Important: This documentation is about an older version. It's relevant only to the release noted, many of the features and functions have been updated or replaced. Please view the current version.

Open source

Configure out-of-order samples ingestion

If you have out-of-order samples, due to the nature of your architecture or the system that you are observing, then you can configure Grafana Mimir to set an out-of-order time-window threshold for how old samples can be ingested.

As an experimental feature, Mimir allows you to ingest out-of-order samples. As a result, no sample is dropped if it is within the configured time window.

Configure out-of-order samples ingestion instance-wide

To configure Mimir to accept out-of-order samples, see the following configuration snippet:

  # Allow ingestion of out-of-order samples up to 5 minutes since the latest received sample for the series.
  out_of_order_time_window: 5m

Configure out-of-order samples per tenant

If your Mimir has multitenancy enabled, you can still use the preceding method to set a default out-of-order time window threshold for all tenants. If a particular tenant needs a custom threshold, you can use the runtime configuration to set a per-tenant override.

  1. Enable runtime configuration.
  2. Add an override for the tenant that needs a custom out-of-order time window:
    out_of_order_time_window: 2h
    out_of_order_time_window: 30m

Setting out_of_order_time_window to 0s disables the out-of-order ingestion while you can still continue to query the out-of-order samples ingested till now.
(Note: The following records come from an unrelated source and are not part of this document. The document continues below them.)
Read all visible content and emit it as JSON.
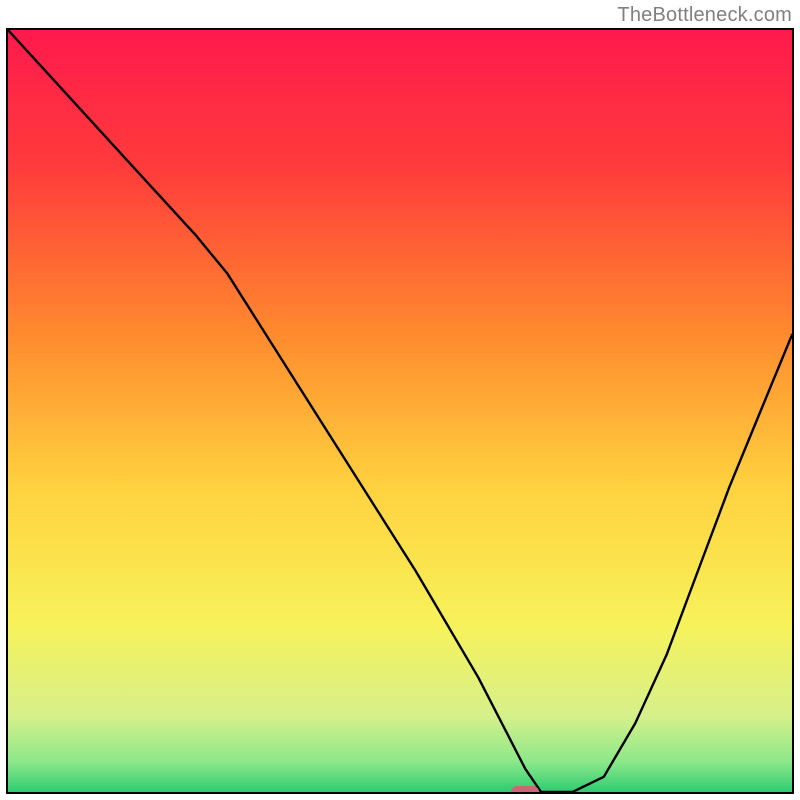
{
  "watermark": "TheBottleneck.com",
  "chart_data": {
    "type": "line",
    "title": "",
    "xlabel": "",
    "ylabel": "",
    "xlim": [
      0,
      100
    ],
    "ylim": [
      0,
      100
    ],
    "x": [
      0,
      8,
      16,
      24,
      28,
      36,
      44,
      52,
      60,
      64,
      66,
      68,
      72,
      76,
      80,
      84,
      88,
      92,
      96,
      100
    ],
    "values": [
      100,
      91,
      82,
      73,
      68,
      55,
      42,
      29,
      15,
      7,
      3,
      0,
      0,
      2,
      9,
      18,
      29,
      40,
      50,
      60
    ],
    "marker": {
      "x": 66,
      "y": 0
    },
    "gradient_stops": [
      {
        "offset": 0.0,
        "color": "#ff1a4d"
      },
      {
        "offset": 0.18,
        "color": "#ff3b3b"
      },
      {
        "offset": 0.4,
        "color": "#ff8b2e"
      },
      {
        "offset": 0.6,
        "color": "#ffd23f"
      },
      {
        "offset": 0.78,
        "color": "#f7f25a"
      },
      {
        "offset": 0.9,
        "color": "#d6f08a"
      },
      {
        "offset": 0.96,
        "color": "#8de88a"
      },
      {
        "offset": 1.0,
        "color": "#2ecc71"
      }
    ]
  }
}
Query caching with out-of-order ingestion enabled

Once a query has been cached, out-of-order samples that get ingested later can potentially change those query results.
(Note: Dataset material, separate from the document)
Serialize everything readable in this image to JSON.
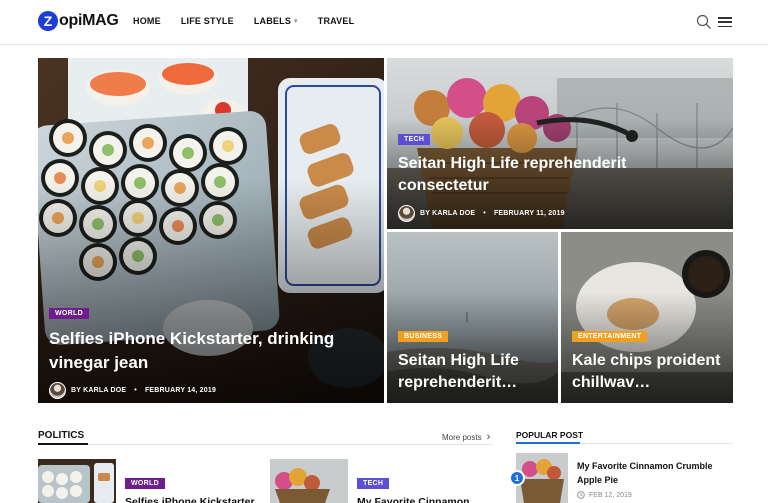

To help with that, we recommended you to pass the same limits config to the query-frontend component. It will set a lower TTL (Time-To-Live) of 10 minutes for any query cache entry that falls within the ingestion window for out-of-order samples (i.e. timestamps after now minus out_of_order_time_window).
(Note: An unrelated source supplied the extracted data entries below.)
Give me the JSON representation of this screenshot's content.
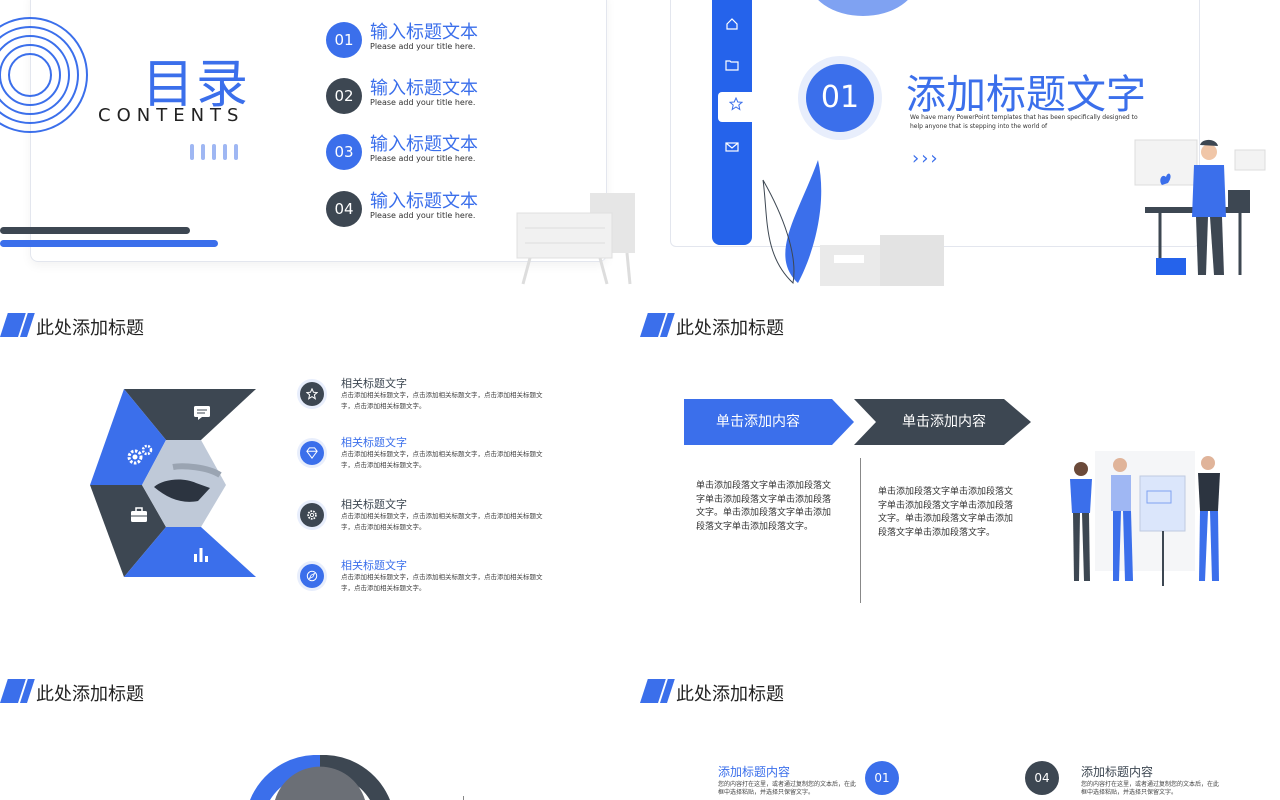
{
  "colors": {
    "primary": "#3B6FEB",
    "dark": "#3D4752",
    "sidebar": "#2563EB"
  },
  "slide1": {
    "title_cn": "目录",
    "title_en": "CONTENTS",
    "items": [
      {
        "num": "01",
        "title": "输入标题文本",
        "sub": "Please add your title here."
      },
      {
        "num": "02",
        "title": "输入标题文本",
        "sub": "Please add your title here."
      },
      {
        "num": "03",
        "title": "输入标题文本",
        "sub": "Please add your title here."
      },
      {
        "num": "04",
        "title": "输入标题文本",
        "sub": "Please add your title here."
      }
    ]
  },
  "slide2": {
    "sidebar_icons": [
      "home-icon",
      "folder-icon",
      "star-icon",
      "mail-icon"
    ],
    "number": "01",
    "headline": "添加标题文字",
    "desc": "We have many PowerPoint templates that has been specifically designed to help anyone that is stepping into the world of",
    "chevrons": "›››"
  },
  "slide3": {
    "section_title": "此处添加标题",
    "hex_icons": [
      "chat-icon",
      "gears-icon",
      "briefcase-icon",
      "bar-chart-icon"
    ],
    "features": [
      {
        "title": "相关标题文字",
        "desc": "点击添加相关标题文字，点击添加相关标题文字，点击添加相关标题文字，点击添加相关标题文字。",
        "icon": "star-icon"
      },
      {
        "title": "相关标题文字",
        "desc": "点击添加相关标题文字，点击添加相关标题文字，点击添加相关标题文字，点击添加相关标题文字。",
        "icon": "diamond-icon"
      },
      {
        "title": "相关标题文字",
        "desc": "点击添加相关标题文字，点击添加相关标题文字，点击添加相关标题文字，点击添加相关标题文字。",
        "icon": "gear-icon"
      },
      {
        "title": "相关标题文字",
        "desc": "点击添加相关标题文字，点击添加相关标题文字，点击添加相关标题文字，点击添加相关标题文字。",
        "icon": "compass-icon"
      }
    ]
  },
  "slide4": {
    "section_title": "此处添加标题",
    "arrows": [
      "单击添加内容",
      "单击添加内容"
    ],
    "paras": [
      "单击添加段落文字单击添加段落文字单击添加段落文字单击添加段落文字。单击添加段落文字单击添加段落文字单击添加段落文字。",
      "单击添加段落文字单击添加段落文字单击添加段落文字单击添加段落文字。单击添加段落文字单击添加段落文字单击添加段落文字。"
    ]
  },
  "slide5": {
    "section_title": "此处添加标题"
  },
  "slide6": {
    "section_title": "此处添加标题",
    "left": {
      "title": "添加标题内容",
      "desc": "您的内容打在这里，或者通过复制您的文本后，在此框中选择粘贴，并选择只保留文字。",
      "num": "01"
    },
    "right": {
      "title": "添加标题内容",
      "desc": "您的内容打在这里，或者通过复制您的文本后，在此框中选择粘贴，并选择只保留文字。",
      "num": "04"
    }
  }
}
If you do not want to cache any query for this window at all, you can set -query-frontend.max-cache-freshness to match the out_of_order_time_window so that you don’t cache queries for the time window where you still expect samples to arrive. Doing so can increase the load on your Mimir cluster depending on query characteristics.

Recording rules when out-of-order ingestion is enabled

Similar to the problem above with query caching, the samples recorded via the recording rules can get outdated with new out-of-order samples being ingested. So you should expect some difference in results if you happen to run the raw query of the recording rule. The difference highly depends on your out-of-order ingestion pattern.

If you happen to have a shorter out_of_order_time_window, say less than 10 minutes, then you can use -ruler.evaluation-delay-duration to delay your rule evaluation up to that time.

Understand out-of-order

Previously, Mimir and Prometheus TSDB had a couple of rules over what timestamps are accepted.

The moment that a new series sample arrives, Mimir needs to determine if the series already exists, and whether or not the sample is too old:

  • If the series exists within the Head block of the TSDB, the incoming sample must have a newer timestamp than the latest sample that is stored for the series. Otherwise, the ingesters consider it to be out-of-order.
  • If the series does not exist, then the sample has to be within bounds, which go back 1 hour from TSDB’s head-block max time (when using 2 hour block range). If it fails to be within bounds, then the ingesters consider it to be out-of-bounds.

The experimental out-of-order ingestion helps fix both the issues.

Note: If you’re writing metrics using Prometheus remote write or the Grafana Agent, then out-of-order samples are unexpected. Prometheus and Grafana Agent guarantee that samples are written in-order for the same series.